シャナ(読み)しやな

日本歴史地名大系 「シャナ」の解説

シャナ
しやな

漢字表記地名「紗那」のもとになったアイヌ語に由来する地名。コタン名のほか河川名・沼名としても記録されている。エトロフ島中部の湾奥に位置する。天保郷帳には「ヱトロフ嶋」のうちに「シヤナ」とみえ、当地一帯は近代に入り紗那村に包含された。仮名表記は「シヤナ」(「蝦夷巡覧筆記」、木村「蝦夷日記」、「北夷談」「東蝦夷地場所大概書」「東行漫筆」、「蝦夷日誌」三編、「行程記」)のほか「シヤナア」(夷諺俗話)もある。

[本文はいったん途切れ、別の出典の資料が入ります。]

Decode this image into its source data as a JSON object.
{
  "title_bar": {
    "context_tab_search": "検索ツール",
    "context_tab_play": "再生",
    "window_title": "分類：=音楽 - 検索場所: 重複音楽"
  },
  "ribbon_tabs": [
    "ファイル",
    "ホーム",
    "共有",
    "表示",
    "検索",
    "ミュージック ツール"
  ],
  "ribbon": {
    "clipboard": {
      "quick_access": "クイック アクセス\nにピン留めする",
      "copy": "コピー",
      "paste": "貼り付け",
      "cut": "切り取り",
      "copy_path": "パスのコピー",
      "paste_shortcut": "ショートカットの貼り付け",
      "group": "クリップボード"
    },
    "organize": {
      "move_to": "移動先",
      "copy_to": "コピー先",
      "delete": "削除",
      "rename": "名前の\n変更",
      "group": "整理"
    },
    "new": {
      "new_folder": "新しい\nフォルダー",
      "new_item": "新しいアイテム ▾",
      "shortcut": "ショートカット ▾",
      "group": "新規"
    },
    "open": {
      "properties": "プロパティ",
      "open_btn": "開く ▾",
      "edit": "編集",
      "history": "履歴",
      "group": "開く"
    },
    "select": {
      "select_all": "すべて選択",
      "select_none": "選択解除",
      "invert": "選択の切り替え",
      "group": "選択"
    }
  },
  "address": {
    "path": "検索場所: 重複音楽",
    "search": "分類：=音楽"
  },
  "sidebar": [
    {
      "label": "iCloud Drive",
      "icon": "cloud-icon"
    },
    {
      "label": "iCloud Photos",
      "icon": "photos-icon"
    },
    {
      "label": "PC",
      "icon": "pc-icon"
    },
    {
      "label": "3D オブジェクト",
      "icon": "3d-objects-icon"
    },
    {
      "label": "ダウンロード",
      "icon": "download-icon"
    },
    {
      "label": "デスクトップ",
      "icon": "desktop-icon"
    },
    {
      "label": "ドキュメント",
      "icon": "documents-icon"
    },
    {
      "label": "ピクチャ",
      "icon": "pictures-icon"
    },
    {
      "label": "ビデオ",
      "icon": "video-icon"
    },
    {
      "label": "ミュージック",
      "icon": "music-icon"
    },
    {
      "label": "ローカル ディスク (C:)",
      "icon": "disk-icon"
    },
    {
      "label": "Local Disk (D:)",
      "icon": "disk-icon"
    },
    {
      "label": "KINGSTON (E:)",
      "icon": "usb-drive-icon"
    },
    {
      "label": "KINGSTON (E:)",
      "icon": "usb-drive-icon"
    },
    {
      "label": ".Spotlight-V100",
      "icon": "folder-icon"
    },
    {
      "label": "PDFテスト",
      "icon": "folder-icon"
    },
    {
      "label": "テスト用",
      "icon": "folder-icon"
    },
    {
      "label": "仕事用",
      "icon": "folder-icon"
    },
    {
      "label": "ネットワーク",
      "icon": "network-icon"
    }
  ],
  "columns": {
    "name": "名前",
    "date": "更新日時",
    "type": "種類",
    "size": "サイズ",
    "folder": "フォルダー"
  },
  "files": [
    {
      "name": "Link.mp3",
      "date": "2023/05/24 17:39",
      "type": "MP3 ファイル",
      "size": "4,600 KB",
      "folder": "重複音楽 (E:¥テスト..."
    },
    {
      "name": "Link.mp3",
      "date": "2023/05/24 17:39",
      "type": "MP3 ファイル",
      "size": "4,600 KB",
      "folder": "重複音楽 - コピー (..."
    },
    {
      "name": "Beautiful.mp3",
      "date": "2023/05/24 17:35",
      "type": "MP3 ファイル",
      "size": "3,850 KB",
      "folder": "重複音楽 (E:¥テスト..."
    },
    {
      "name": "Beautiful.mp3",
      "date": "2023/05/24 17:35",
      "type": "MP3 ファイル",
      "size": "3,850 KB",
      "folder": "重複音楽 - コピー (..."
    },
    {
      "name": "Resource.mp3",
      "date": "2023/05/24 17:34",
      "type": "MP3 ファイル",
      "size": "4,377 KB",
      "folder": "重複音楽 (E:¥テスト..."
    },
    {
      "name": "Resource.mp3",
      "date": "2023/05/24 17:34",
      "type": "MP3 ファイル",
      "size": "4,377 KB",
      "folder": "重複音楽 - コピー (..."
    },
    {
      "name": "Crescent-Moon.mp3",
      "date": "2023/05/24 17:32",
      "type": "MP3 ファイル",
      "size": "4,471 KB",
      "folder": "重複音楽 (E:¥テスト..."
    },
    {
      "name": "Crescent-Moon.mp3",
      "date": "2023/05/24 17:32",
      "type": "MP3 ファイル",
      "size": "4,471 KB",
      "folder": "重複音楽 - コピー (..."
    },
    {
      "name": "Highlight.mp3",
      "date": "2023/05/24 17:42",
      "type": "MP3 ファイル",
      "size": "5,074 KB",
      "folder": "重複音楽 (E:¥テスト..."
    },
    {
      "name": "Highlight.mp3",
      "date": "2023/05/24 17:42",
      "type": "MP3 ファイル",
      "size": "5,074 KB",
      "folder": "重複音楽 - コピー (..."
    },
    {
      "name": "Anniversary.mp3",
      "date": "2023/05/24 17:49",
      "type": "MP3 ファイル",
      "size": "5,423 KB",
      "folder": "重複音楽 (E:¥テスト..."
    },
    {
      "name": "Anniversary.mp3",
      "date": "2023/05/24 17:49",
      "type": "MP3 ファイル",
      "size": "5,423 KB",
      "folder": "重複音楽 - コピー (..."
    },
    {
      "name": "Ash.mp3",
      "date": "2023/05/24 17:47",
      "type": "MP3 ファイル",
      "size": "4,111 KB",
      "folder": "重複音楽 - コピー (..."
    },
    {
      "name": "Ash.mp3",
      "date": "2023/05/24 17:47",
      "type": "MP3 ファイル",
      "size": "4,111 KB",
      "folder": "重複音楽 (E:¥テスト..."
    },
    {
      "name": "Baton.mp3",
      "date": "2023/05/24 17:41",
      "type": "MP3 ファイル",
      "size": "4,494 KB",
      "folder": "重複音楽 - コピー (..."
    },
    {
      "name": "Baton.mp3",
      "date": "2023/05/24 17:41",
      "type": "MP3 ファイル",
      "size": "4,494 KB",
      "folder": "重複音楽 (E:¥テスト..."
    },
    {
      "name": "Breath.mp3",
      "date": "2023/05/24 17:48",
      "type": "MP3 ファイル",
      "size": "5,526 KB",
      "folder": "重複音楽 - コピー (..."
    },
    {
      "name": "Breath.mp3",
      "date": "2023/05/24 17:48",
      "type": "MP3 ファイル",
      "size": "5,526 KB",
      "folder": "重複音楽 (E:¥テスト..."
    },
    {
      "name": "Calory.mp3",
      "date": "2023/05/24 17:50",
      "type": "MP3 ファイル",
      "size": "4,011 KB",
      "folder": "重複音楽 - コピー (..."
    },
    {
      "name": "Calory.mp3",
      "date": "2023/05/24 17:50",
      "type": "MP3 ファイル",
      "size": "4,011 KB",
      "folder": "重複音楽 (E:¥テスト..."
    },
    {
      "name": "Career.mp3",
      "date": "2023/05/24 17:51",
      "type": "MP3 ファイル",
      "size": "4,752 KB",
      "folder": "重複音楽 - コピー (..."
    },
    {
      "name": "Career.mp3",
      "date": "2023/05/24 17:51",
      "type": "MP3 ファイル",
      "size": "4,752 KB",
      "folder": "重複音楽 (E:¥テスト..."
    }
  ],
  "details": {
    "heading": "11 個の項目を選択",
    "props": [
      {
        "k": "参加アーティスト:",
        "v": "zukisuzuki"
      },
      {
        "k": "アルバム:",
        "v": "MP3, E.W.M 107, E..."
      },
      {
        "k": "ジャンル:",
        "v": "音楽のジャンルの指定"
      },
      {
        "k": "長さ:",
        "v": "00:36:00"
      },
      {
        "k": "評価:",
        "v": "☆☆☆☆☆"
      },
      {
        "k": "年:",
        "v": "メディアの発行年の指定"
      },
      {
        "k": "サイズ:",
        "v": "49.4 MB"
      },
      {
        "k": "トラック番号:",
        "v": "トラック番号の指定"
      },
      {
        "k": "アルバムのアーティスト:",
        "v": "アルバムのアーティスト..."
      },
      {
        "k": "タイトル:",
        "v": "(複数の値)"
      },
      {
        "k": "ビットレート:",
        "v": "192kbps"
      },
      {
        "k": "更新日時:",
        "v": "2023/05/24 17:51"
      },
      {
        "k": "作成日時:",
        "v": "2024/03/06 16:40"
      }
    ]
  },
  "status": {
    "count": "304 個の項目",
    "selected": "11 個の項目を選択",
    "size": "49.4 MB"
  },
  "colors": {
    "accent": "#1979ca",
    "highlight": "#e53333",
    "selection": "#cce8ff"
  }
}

漢字表記は「斜那」(寛政一二年「恵登呂府村々人別帳」近藤重蔵蝦夷地関係史料)、「斯耶奈」(児山「蝦夷日記」)もみられる。エトロフ場所会所は当初ヲイトに設けられていたが、一九世紀初頭に当地に移されたという。一八〇三年(享和三年)エトロフ在勤となった松田伝十郎は「此所は当嶋一番に打開き、産業もおもにあり、嶋中へ通路も能所ゆへに、詰所と定め、会所を造営して此処を元小屋となし、会所、前は海にて後は山続きにて良材多し」(北夷談)と記している。